Cooperativity in the Reaction of 9-Methylanthracene With a 1,4-Dithiin Molecule

Solid-state chemistry involves the manipulation of molecules and materials through photochemical, thermal, or mechanical reaction methods. Single-crystal-to-single-crystal (SCSC) reactions are rare, but offer the opportunity to study reaction mechanisms and molecular motions in the solid state at the atomic level using single crystal X-ray diffraction. This allows the effect of the surrounding molecules, and hence the reaction cavity, on the reacting molecules to be examined which may ultimately lead to postcrystallization methods for creating new materials or reaction products that cannot easily be obtained via solution. SCSC reactions involving two different molecules are relatively uncommon.
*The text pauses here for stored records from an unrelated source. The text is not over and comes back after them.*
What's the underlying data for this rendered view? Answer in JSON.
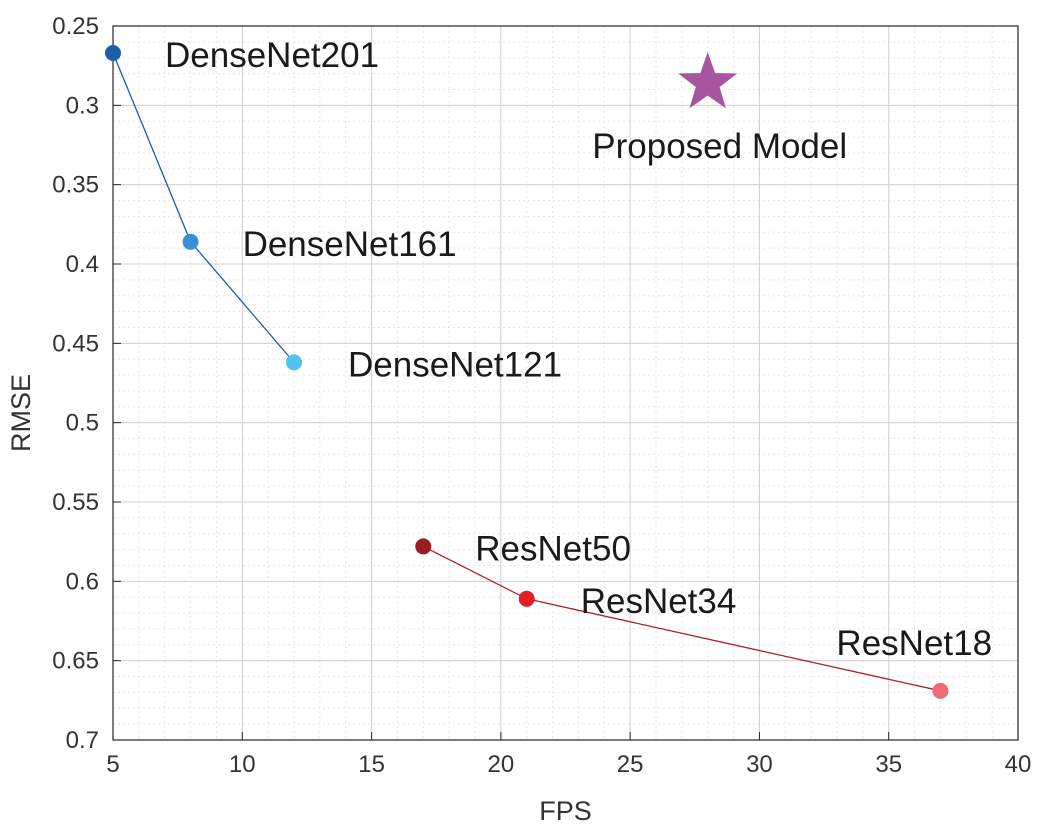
{
  "chart_data": {
    "type": "scatter",
    "xlabel": "FPS",
    "ylabel": "RMSE",
    "xlim": [
      5,
      40
    ],
    "ylim": [
      0.25,
      0.7
    ],
    "y_reversed": true,
    "grid": true,
    "minor_grid": true,
    "xticks": [
      5,
      10,
      15,
      20,
      25,
      30,
      35,
      40
    ],
    "yticks": [
      0.25,
      0.3,
      0.35,
      0.4,
      0.45,
      0.5,
      0.55,
      0.6,
      0.65,
      0.7
    ],
    "series": [
      {
        "line_color": "#1f5ea8",
        "points": [
          {
            "label": "DenseNet201",
            "x": 5,
            "y": 0.267,
            "color": "#1f5ea8"
          },
          {
            "label": "DenseNet161",
            "x": 8,
            "y": 0.386,
            "color": "#3a8fd6"
          },
          {
            "label": "DenseNet121",
            "x": 12,
            "y": 0.462,
            "color": "#4fc3f2"
          }
        ]
      },
      {
        "line_color": "#b01e28",
        "points": [
          {
            "label": "ResNet50",
            "x": 17,
            "y": 0.578,
            "color": "#9b1c22"
          },
          {
            "label": "ResNet34",
            "x": 21,
            "y": 0.611,
            "color": "#e41e26"
          },
          {
            "label": "ResNet18",
            "x": 37,
            "y": 0.669,
            "color": "#ee6b73"
          }
        ]
      }
    ],
    "highlight": {
      "label": "Proposed Model",
      "x": 28,
      "y": 0.286,
      "marker": "star",
      "color": "#a7559e"
    }
  }
}
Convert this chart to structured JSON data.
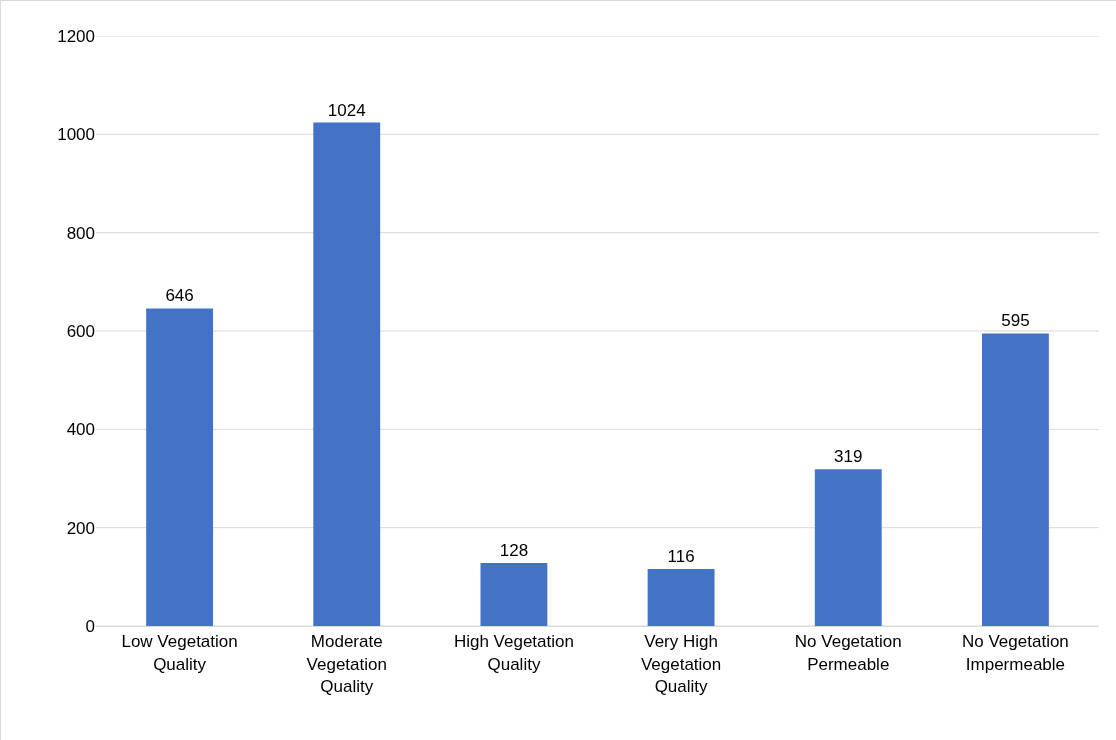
{
  "chart_data": {
    "type": "bar",
    "categories": [
      "Low Vegetation Quality",
      "Moderate Vegetation Quality",
      "High Vegetation Quality",
      "Very High Vegetation Quality",
      "No Vegetation Permeable",
      "No Vegetation Impermeable"
    ],
    "values": [
      646,
      1024,
      128,
      116,
      319,
      595
    ],
    "color": "#4472c4",
    "ylim": [
      0,
      1200
    ],
    "yticks": [
      0,
      200,
      400,
      600,
      800,
      1000,
      1200
    ],
    "grid": "y",
    "data_labels": true
  }
}
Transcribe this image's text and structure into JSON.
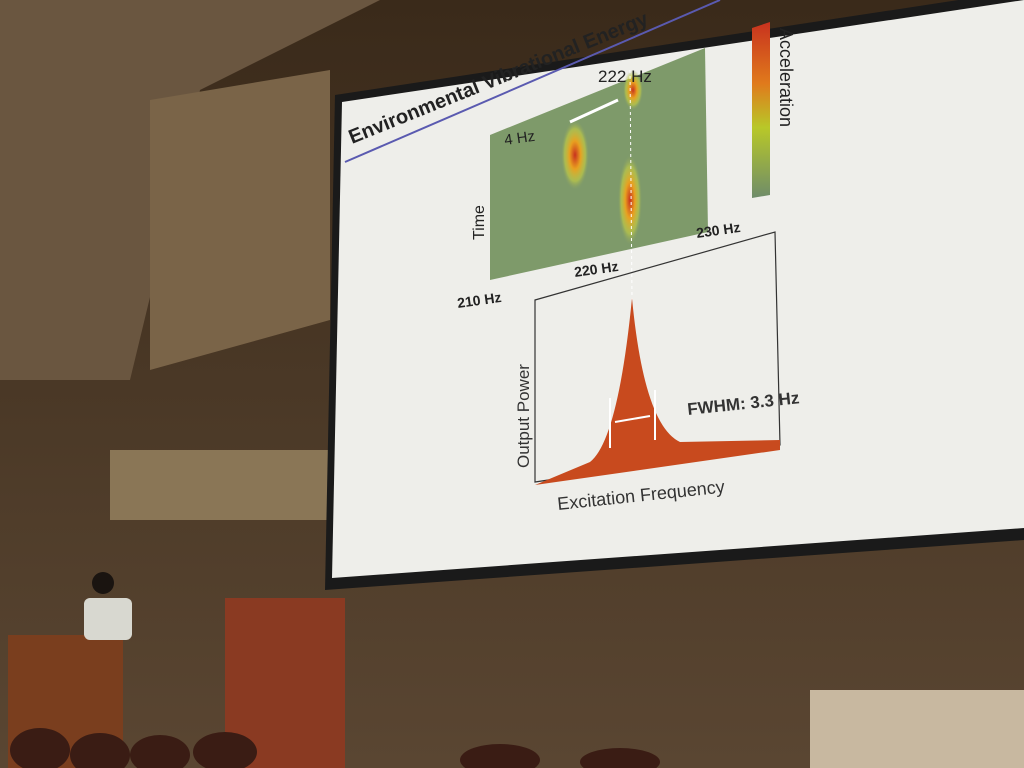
{
  "slide": {
    "title": "Environmental Vibrational Energy",
    "spectrogram": {
      "peak_label": "222 Hz",
      "span_label": "4 Hz",
      "y_label": "Time",
      "x_labels": [
        "210 Hz",
        "220 Hz",
        "230 Hz"
      ],
      "colorbar_label": "Acceleration"
    },
    "power_plot": {
      "y_label": "Output Power",
      "x_label": "Excitation Frequency",
      "annotation": "FWHM: 3.3 Hz"
    }
  }
}
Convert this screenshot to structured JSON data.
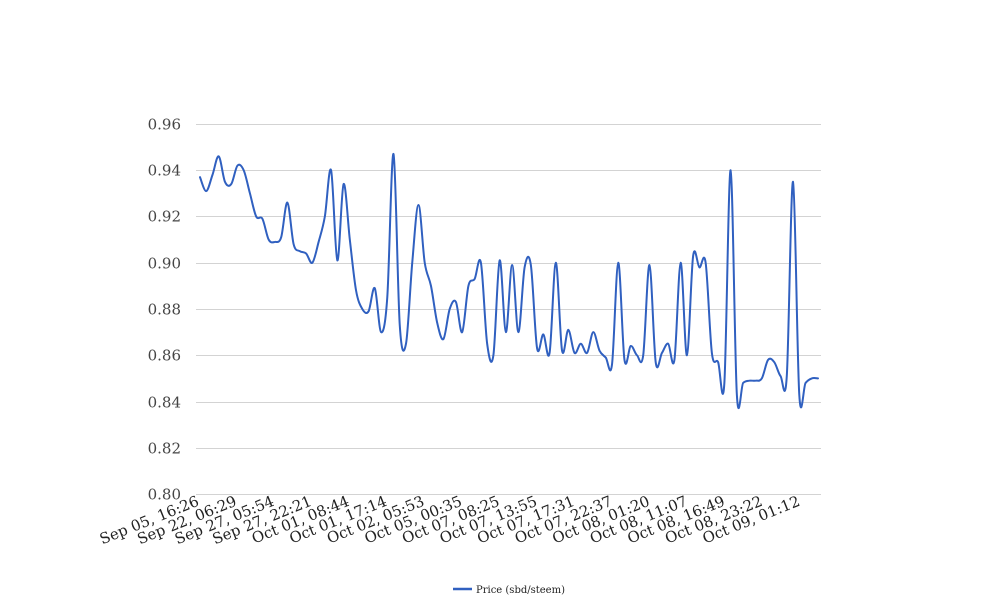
{
  "chart_data": {
    "type": "line",
    "title": "",
    "xlabel": "",
    "ylabel": "",
    "ylim": [
      0.8,
      0.96
    ],
    "y_ticks": [
      "0.80",
      "0.82",
      "0.84",
      "0.86",
      "0.88",
      "0.90",
      "0.92",
      "0.94",
      "0.96"
    ],
    "x_tick_labels": [
      "Sep 05, 16:26",
      "Sep 22, 06:29",
      "Sep 27, 05:54",
      "Sep 27, 22:21",
      "Oct 01, 08:44",
      "Oct 01, 17:14",
      "Oct 02, 05:53",
      "Oct 05, 00:35",
      "Oct 07, 08:25",
      "Oct 07, 13:55",
      "Oct 07, 17:31",
      "Oct 07, 22:37",
      "Oct 08, 01:20",
      "Oct 08, 11:07",
      "Oct 08, 16:49",
      "Oct 08, 23:22",
      "Oct 09, 01:12"
    ],
    "grid": true,
    "legend_position": "bottom",
    "series": [
      {
        "name": "Price (sbd/steem)",
        "color": "#3060c0",
        "values": [
          0.937,
          0.931,
          0.938,
          0.946,
          0.935,
          0.934,
          0.942,
          0.94,
          0.93,
          0.92,
          0.919,
          0.91,
          0.909,
          0.911,
          0.926,
          0.908,
          0.905,
          0.904,
          0.9,
          0.909,
          0.92,
          0.94,
          0.901,
          0.934,
          0.91,
          0.888,
          0.88,
          0.879,
          0.889,
          0.87,
          0.885,
          0.947,
          0.873,
          0.865,
          0.9,
          0.925,
          0.9,
          0.89,
          0.874,
          0.867,
          0.88,
          0.883,
          0.87,
          0.89,
          0.893,
          0.9,
          0.865,
          0.86,
          0.901,
          0.87,
          0.899,
          0.87,
          0.898,
          0.899,
          0.863,
          0.869,
          0.861,
          0.9,
          0.862,
          0.871,
          0.861,
          0.865,
          0.861,
          0.87,
          0.862,
          0.859,
          0.856,
          0.9,
          0.858,
          0.864,
          0.86,
          0.86,
          0.899,
          0.857,
          0.861,
          0.865,
          0.858,
          0.9,
          0.86,
          0.903,
          0.898,
          0.9,
          0.861,
          0.857,
          0.848,
          0.94,
          0.843,
          0.848,
          0.849,
          0.849,
          0.85,
          0.858,
          0.857,
          0.851,
          0.851,
          0.935,
          0.843,
          0.848,
          0.85,
          0.85
        ]
      }
    ]
  }
}
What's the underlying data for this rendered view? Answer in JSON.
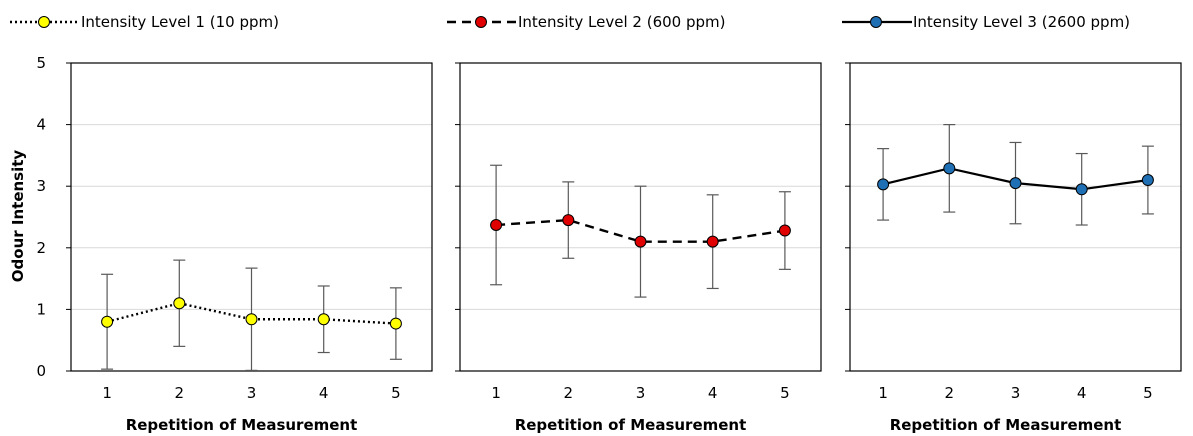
{
  "chart_data": {
    "type": "line",
    "ylabel": "Odour Intensity",
    "xlabel": "Repetition of Measurement",
    "ylim": [
      0,
      5
    ],
    "yticks": [
      "0",
      "1",
      "2",
      "3",
      "4",
      "5"
    ],
    "x": [
      "1",
      "2",
      "3",
      "4",
      "5"
    ],
    "grid": "horizontal",
    "legend_position": "top",
    "series": [
      {
        "name": "Intensity Level 1 (10 ppm)",
        "color": "#ffff00",
        "line_style": "dotted",
        "values": [
          0.8,
          1.1,
          0.84,
          0.84,
          0.77
        ],
        "error": [
          0.77,
          0.7,
          0.83,
          0.54,
          0.58
        ]
      },
      {
        "name": "Intensity Level 2 (600 ppm)",
        "color": "#e00000",
        "line_style": "dashed",
        "values": [
          2.37,
          2.45,
          2.1,
          2.1,
          2.28
        ],
        "error": [
          0.97,
          0.62,
          0.9,
          0.76,
          0.63
        ]
      },
      {
        "name": "Intensity Level 3 (2600 ppm)",
        "color": "#1f6fb4",
        "line_style": "solid",
        "values": [
          3.03,
          3.29,
          3.05,
          2.95,
          3.1
        ],
        "error": [
          0.58,
          0.71,
          0.66,
          0.58,
          0.55
        ]
      }
    ]
  }
}
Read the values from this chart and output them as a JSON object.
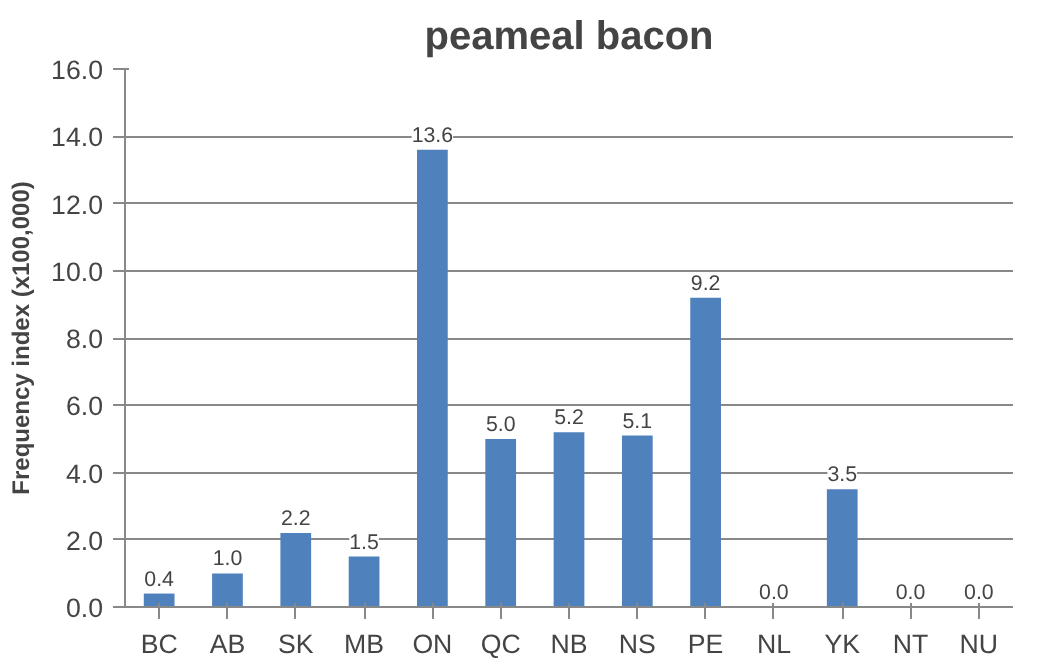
{
  "chart_data": {
    "type": "bar",
    "title": "peameal bacon",
    "ylabel": "Frequency index (x100,000)",
    "categories": [
      "BC",
      "AB",
      "SK",
      "MB",
      "ON",
      "QC",
      "NB",
      "NS",
      "PE",
      "NL",
      "YK",
      "NT",
      "NU"
    ],
    "values": [
      0.4,
      1.0,
      2.2,
      1.5,
      13.6,
      5.0,
      5.2,
      5.1,
      9.2,
      0.0,
      3.5,
      0.0,
      0.0
    ],
    "value_labels": [
      "0.4",
      "1.0",
      "2.2",
      "1.5",
      "13.6",
      "5.0",
      "5.2",
      "5.1",
      "9.2",
      "0.0",
      "3.5",
      "0.0",
      "0.0"
    ],
    "color": "#4f81bd",
    "ylim": [
      0,
      16
    ],
    "yticks": [
      {
        "value": 0,
        "label": "0.0"
      },
      {
        "value": 2,
        "label": "2.0"
      },
      {
        "value": 4,
        "label": "4.0"
      },
      {
        "value": 6,
        "label": "6.0"
      },
      {
        "value": 8,
        "label": "8.0"
      },
      {
        "value": 10,
        "label": "10.0"
      },
      {
        "value": 12,
        "label": "12.0"
      },
      {
        "value": 14,
        "label": "14.0"
      },
      {
        "value": 16,
        "label": "16.0"
      }
    ],
    "grid": "y"
  }
}
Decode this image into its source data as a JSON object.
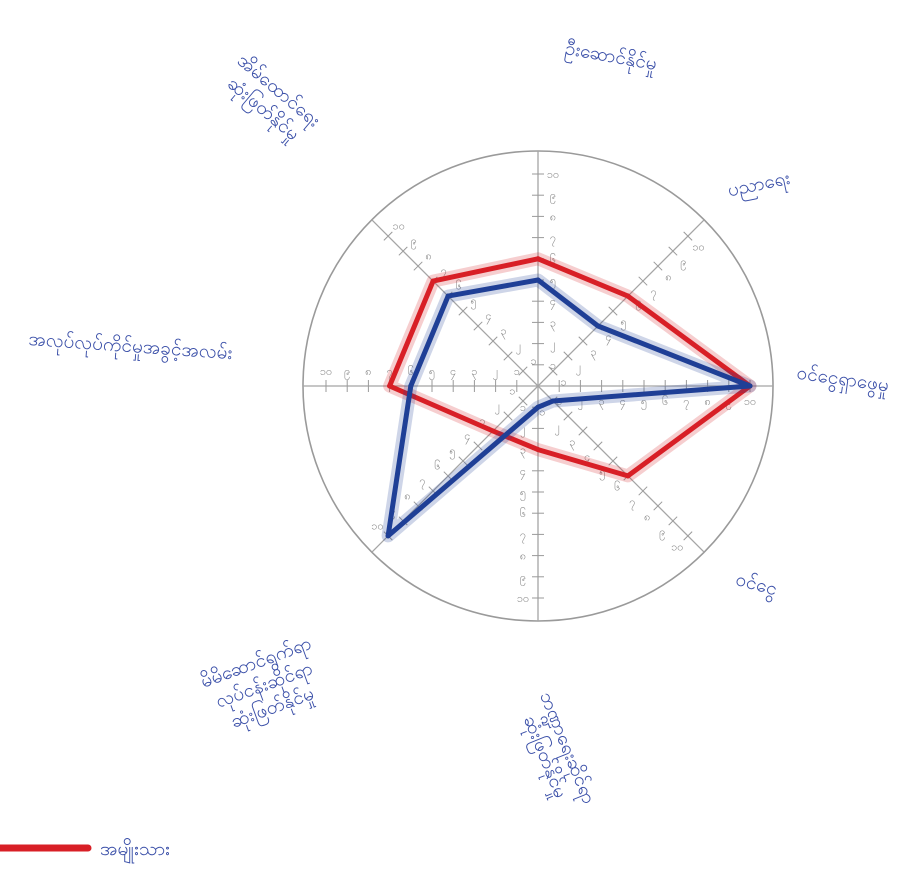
{
  "chart_data": {
    "type": "radar",
    "axes": [
      "ဦးဆောင်နိုင်မှု",
      "ပညာရေး",
      "ဝင်ငွေရှာဖွေမှု",
      "ဝင်ငွေ",
      "ဘဏ္ဍာရေးဆိုင်ရာ ဆုံးဖြတ်နိုင်မှု",
      "မိမိဆောင်ရွက်ရာ လုပ်ငန်းဆိုင်ရာ ဆုံးဖြတ်နိုင်မှု",
      "အလုပ်လုပ်ကိုင်မှုအခွင့်အလမ်း",
      "အိမ်ထောင်ရေး ဆုံးဖြတ်နိုင်မှု"
    ],
    "range": [
      0,
      10
    ],
    "ticks": [
      "၁",
      "၂",
      "၃",
      "၄",
      "၅",
      "၆",
      "၇",
      "၈",
      "၉",
      "၁၀"
    ],
    "series": [
      {
        "name": "အမျိုးသား",
        "color": "#d81f26",
        "values": [
          6,
          6,
          10,
          6,
          3,
          3,
          7,
          7
        ]
      },
      {
        "name": "",
        "color": "#1f3f96",
        "values": [
          5,
          4,
          10,
          1,
          1,
          10,
          6,
          6
        ]
      }
    ],
    "legend_position": "bottom-left"
  }
}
A convenient system that allows the study of such reactions is the [4+2] Diels-Alder reaction of 1,4-dithiintetracarboxylic type compounds with anthracene derivatives. In the work reported here, electron donor to acceptor interactions between 9-Methylanthracene and bis(N-cyclobutylimino)-1,4-dithiin lead to the formation of chiral charge transfer (CT) crystals [1]. These undergo a topochemical thermal SCSC [4 + 2] Diels-Alder reaction in the solid state. CT crystals were reacted at 40 ⁰C, their structures determined by X-ray diffraction at various degrees of conversion, and examined using Hirshfeld surfaces and lattice energy calculations to find evidence of reaction cooperativity and feedback mechanisms. In this case, a maximum reaction conversion of around 96% was obtained indicating that the reaction is non-random within the charge transfer stacks, with close contacts between product molecules in the reacted crystal also providing some evidence for reaction cooperativity along the b axis perpendicular to the CT stacking axis.